REPUBLIKA.CO.ID, JAKARTA— Seorang Muslim yang memegang prinsip ahlus sunnah wal jamaah, hendaknya tidak mengadakan provokasi atau penghasutan untuk memberontak kepada penguasa, meskipun penguasa itu berbuat zhalim.
Dikutip dari buku Syarah Akidah Ahlus sunnah wal jamaah karya Yazid bin Abdul Qadir Jawas, Rasulullah ﷺ bersabda:
عن عياض بن غنم رضي الله عنه قال: قال رسول الله صلى الله عليه وسلم: من أراد أن ينصح لذي سلطان في أمر فلا يبده علانية، وليأخذ بيده، فإن قبل منه فذاك، وإلا كان قد أدى الذي عليه
"Barang siapa yang ingin menasihati penguasa, janganlah ia menampakkan dengan terang-terangan. Hendaklah ia pegang tangannya lalu menyendiri dengannya. Jika penguasa itu mau mendengar nasihat itu, maka itu yang terbaik dan bila si penguasa itu enggan (tidak mau menerima), maka sungguh ia telah melaksanakan kewajiban amanah yang dibebankan kepadanya" (HR Ibnu Abi Ashim, Ahmad dan al-Hakim).

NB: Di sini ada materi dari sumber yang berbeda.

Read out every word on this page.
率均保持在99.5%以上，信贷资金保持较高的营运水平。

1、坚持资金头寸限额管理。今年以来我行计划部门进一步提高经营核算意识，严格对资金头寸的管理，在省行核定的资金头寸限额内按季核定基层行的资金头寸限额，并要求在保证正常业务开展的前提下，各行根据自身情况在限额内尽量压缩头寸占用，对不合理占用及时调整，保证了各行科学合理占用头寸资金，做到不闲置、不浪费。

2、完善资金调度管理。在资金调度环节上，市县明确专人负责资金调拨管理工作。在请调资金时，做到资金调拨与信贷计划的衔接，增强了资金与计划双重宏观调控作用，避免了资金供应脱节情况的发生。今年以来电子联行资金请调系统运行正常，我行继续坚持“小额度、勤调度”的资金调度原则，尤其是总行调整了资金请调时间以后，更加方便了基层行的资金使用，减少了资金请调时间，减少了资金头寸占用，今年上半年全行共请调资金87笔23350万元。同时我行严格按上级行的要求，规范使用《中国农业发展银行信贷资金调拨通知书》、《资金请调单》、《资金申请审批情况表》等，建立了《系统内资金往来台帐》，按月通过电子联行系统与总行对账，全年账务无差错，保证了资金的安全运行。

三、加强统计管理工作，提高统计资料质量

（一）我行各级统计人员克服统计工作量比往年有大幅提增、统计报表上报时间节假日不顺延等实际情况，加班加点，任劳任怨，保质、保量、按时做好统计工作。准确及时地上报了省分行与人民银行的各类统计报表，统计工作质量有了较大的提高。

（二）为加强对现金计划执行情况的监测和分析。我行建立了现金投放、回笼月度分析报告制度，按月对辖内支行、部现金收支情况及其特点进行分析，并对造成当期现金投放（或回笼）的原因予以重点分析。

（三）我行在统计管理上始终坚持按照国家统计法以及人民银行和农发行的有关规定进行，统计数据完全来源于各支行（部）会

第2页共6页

Jika sudah ada dalil yang sahih, maka waiib bagi seorang Muslim untuk taat kepada Allah dan Rasulullah ﷺ. Hujjah itu terdapat pada hadits Rasulullah yang sahih dan tidak boleh menolak hadits Rasulullah dengan beralasan kepada perkataan ulama atau perbuatan satu kaum atau siapa saja.
Ahlus Sunnah tidak suka dan tidak rela dengan kezaliman dan kemunkaran yang dilakukan oleh penguasa atau lainnya, akan tetapi cara mengingkari kemunkaran yang dilakukan penguasa dan cara menasihati penguasa harus sesuai dengan petunjuk Rasulullah ﷺ dan atsar salafush shalih.
Menjelek-jelekkan penguasa, membeberkan aibnya, serta menyebutkan kekurangannya, menampakkan kebencian kepadanya di hadapan umum atau melalui media lainnya dan mengadakan provokasi, hal tersebut bukan cara yang benar.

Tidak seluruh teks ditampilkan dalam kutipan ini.